Afin d’éviter d’être taxés de « traitres à la nation » , nous tenons à préciser que nous ne sommes pas contre des films historiques ou d’époque qui reflètent des gloires d’une nation comme ce fut le cas de l’événement de la Marche verte où en 1975, 350 000 Marocains ont entamé une marche pacifique, munis de drapeaux nationaux et de corans, pour la reconquête du sahara marocain. Toutefois, la Marche verte du cinéaste marocain Youssef Britel, présenté en avant-première le 10 décembre au Festival international du film de Marrakech, reste un film. Et comme toute oeuvre artistique, il peut être soumis à la critique.

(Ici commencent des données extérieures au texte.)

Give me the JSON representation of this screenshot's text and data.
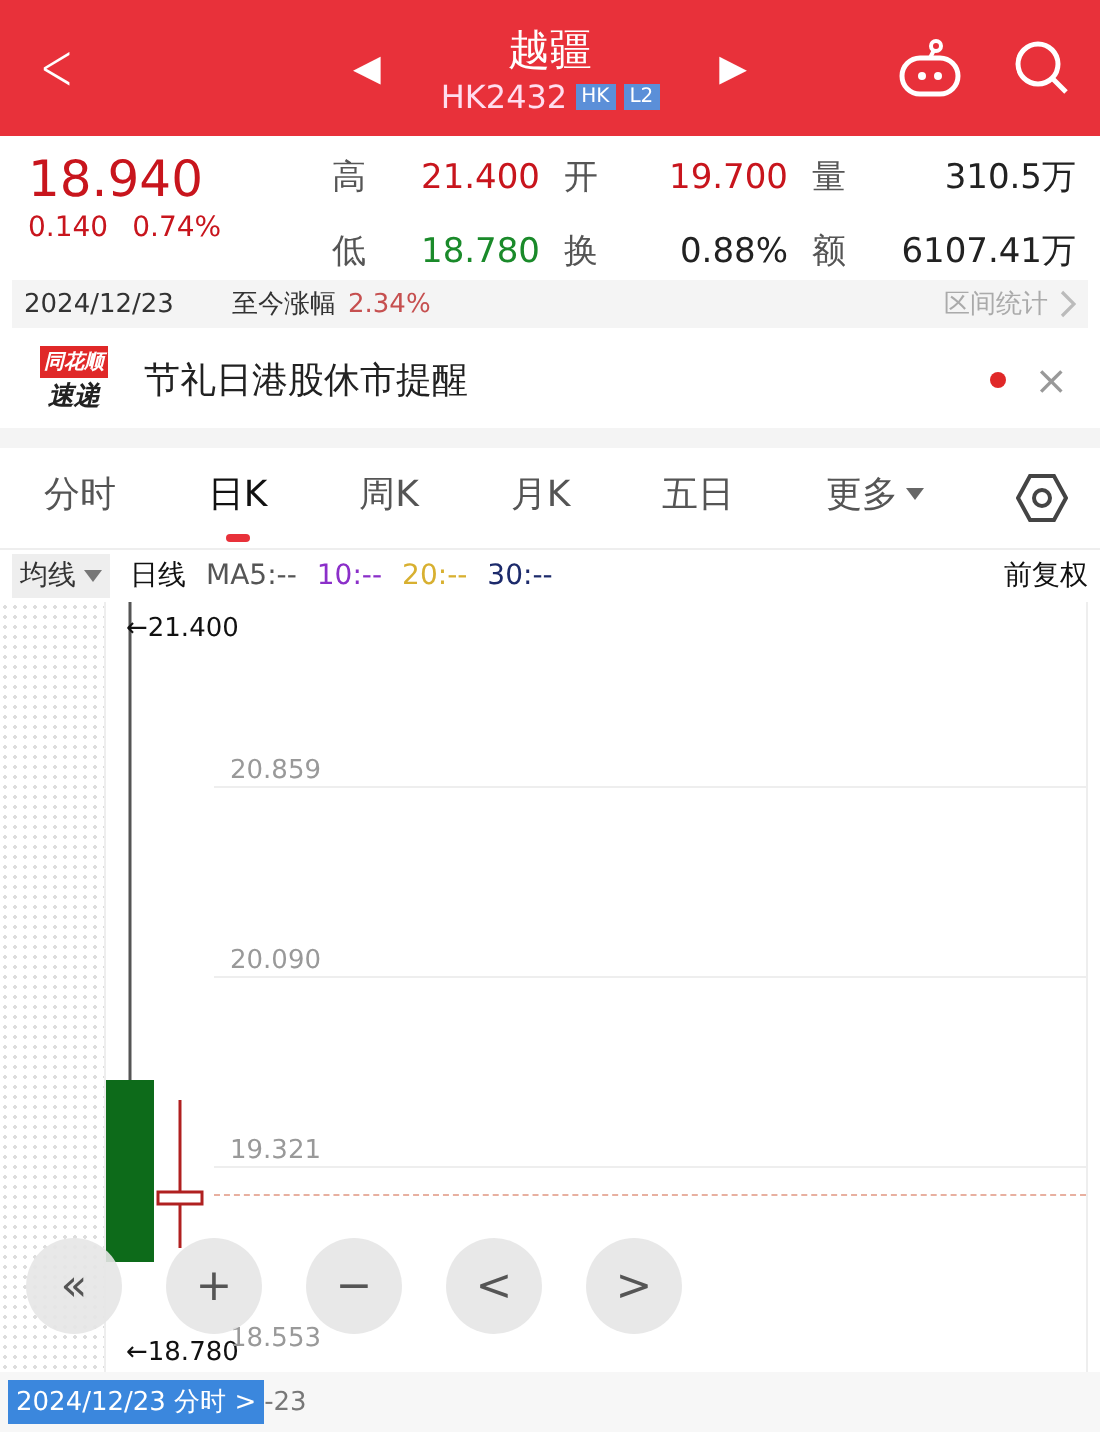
{
  "header": {
    "back": "<",
    "prev": "◀",
    "next": "▶",
    "title": "越疆",
    "code": "HK2432",
    "badges": [
      "HK",
      "L2"
    ]
  },
  "quote": {
    "price": "18.940",
    "change": "0.140",
    "change_pct": "0.74%",
    "stats": [
      {
        "label": "高",
        "value": "21.400",
        "color": "#c8151d"
      },
      {
        "label": "开",
        "value": "19.700",
        "color": "#c8151d"
      },
      {
        "label": "量",
        "value": "310.5万",
        "color": "#222222"
      },
      {
        "label": "低",
        "value": "18.780",
        "color": "#1a8a2a"
      },
      {
        "label": "换",
        "value": "0.88%",
        "color": "#222222"
      },
      {
        "label": "额",
        "value": "6107.41万",
        "color": "#222222"
      }
    ]
  },
  "range": {
    "date": "2024/12/23",
    "label": "至今涨幅",
    "value": "2.34%",
    "link": "区间统计"
  },
  "notice": {
    "logo_top": "同花顺",
    "logo_bottom": "速递",
    "text": "节礼日港股休市提醒",
    "unread": true,
    "close": "×"
  },
  "tabs": [
    {
      "label": "分时",
      "selected": false
    },
    {
      "label": "日K",
      "selected": true
    },
    {
      "label": "周K",
      "selected": false
    },
    {
      "label": "月K",
      "selected": false
    },
    {
      "label": "五日",
      "selected": false
    },
    {
      "label": "更多",
      "selected": false,
      "dropdown": true
    }
  ],
  "ma": {
    "selector": "均线",
    "type": "日线",
    "items": [
      {
        "text": "MA5:--",
        "color": "#555555"
      },
      {
        "text": "10:--",
        "color": "#8b2fc9"
      },
      {
        "text": "20:--",
        "color": "#d8b030"
      },
      {
        "text": "30:--",
        "color": "#1c2a6b"
      }
    ],
    "adjust": "前复权"
  },
  "chart": {
    "axis_labels": [
      "20.859",
      "20.090",
      "19.321",
      "18.553"
    ],
    "high_marker": "←21.400",
    "low_marker": "←18.780",
    "controls": [
      "«",
      "+",
      "−",
      "<",
      ">"
    ]
  },
  "footer": {
    "date_tag": "2024/12/23 分时 >",
    "date": "-23"
  }
}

La marche verte est un film choral qui épate par sa qualité d’image et ses mouvements de caméra parfaitement maîtrisés qui montrent la grandeur d’un tel événement. Autant d’effort aurait aussi dû être déployé pour le scénario. Le film commence par la scène d’une femme trentenaire qui part à la rencontre de celui qui a déposé le drapeau marocain au Sahara devant les soldats espagnols. Sans introduction, ni éléments prétextes utilisés dans le développement d’une histoire, elle demande à ce vieil homme (campé par Jilali Ferhati) de parler de la marche verte. Ce même vieil homme était en 1975, un jeune roublard (Mourad Zaoui) vivant d’arnaques et qui est constamment poursuivi par un Driss Roukh peu convainquant par son interprétation où le naturel et la spontanéité sont aux abonnés absents.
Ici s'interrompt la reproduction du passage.